I began to realize that in spite of things going really well for me, there was a deep lack of interior peace. I knew that I couldn’t put off seminary any longer, and decided to do something about it. I took a leap of faith, broke up with my girlfriend at the time, and flew down to Oakland, California over spring break to do a discernment retreat with the Dominican order.
I continued discerning with the Dominicans throughout college. But during those last months at Gonzaga, I began to prayerfully consider whether or not the Lord might be inviting me to be a priest in the Diocese of Spokane instead. I reached out to the vocations director and he recommended that I go on a discernment retreat at St. Patrick’s in Menlo Park, California. After praying through it over the next few weeks the Lord made it abundantly clear that He wanted me to study for Spokane and began my studies at St. Patrick’s in the Fall of 2022.
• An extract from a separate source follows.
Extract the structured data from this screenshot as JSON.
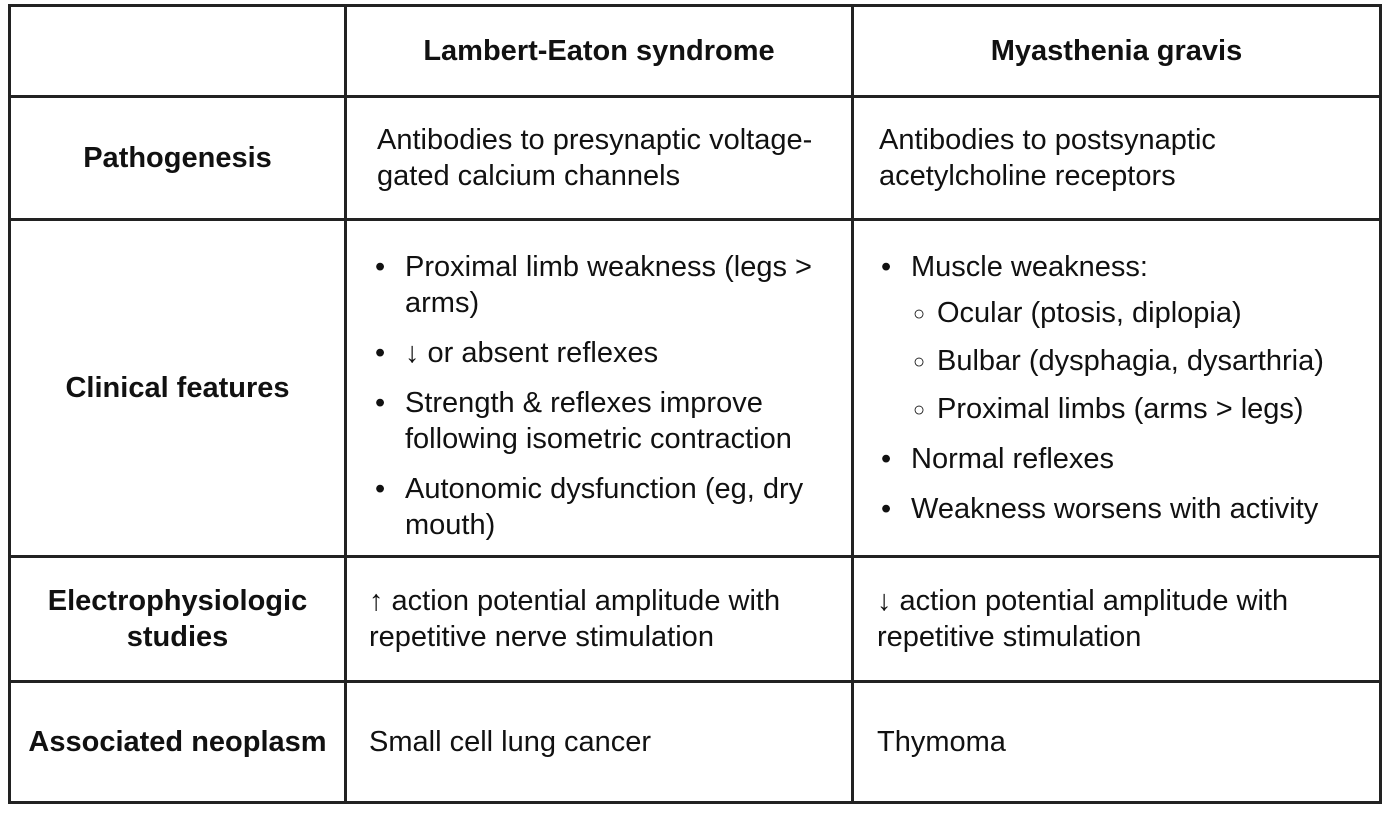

Entering seminary is one of the best decisions that I’ve made in my life. It isn’t always easy or pleasant, but what vocation is? And in the midst of any struggles, I have that abiding peace that I was lacking in college. I know that in spite of any hardships I face, I am following God’s will. I am exactly where He needs me to be. I wouldn’t trade that for the world. Because even the worst day of following God trumps the best day of making up my own plans.
It is easy to read the lives of the saints and think of them as untouchable figures from an era long past. We find it much easier to believe that God speaks to them than to believe that He might be speaking to us. I know that I certainly felt this way myself. But while I have a long way to go in the journey of holiness, I have come to believe that God is speaking to me every day and inviting me to follow Him. I don’t hear His voice audibly, but I can sense that “still, small voice” (1 Kings 19:12) quietly urging me onwards. If that sounds enticing then I have good news for you: God is speaking to each one of us! He may not be calling you to be a priest, nun, or monk, but I promise you that He is calling you to do something. He has prepared something for you and for you alone, and He is giving you the choice of whether or not to follow Him. This is true for each and every one of us. We just have to tune our ears to hear His voice in prayer. While this takes some effort, I promise you that it’s worth it. The only thing left for us to decide is if we will say yes. Will we say yes to the peace that only God can give us? Will we say yes to the adventure of a lifetime?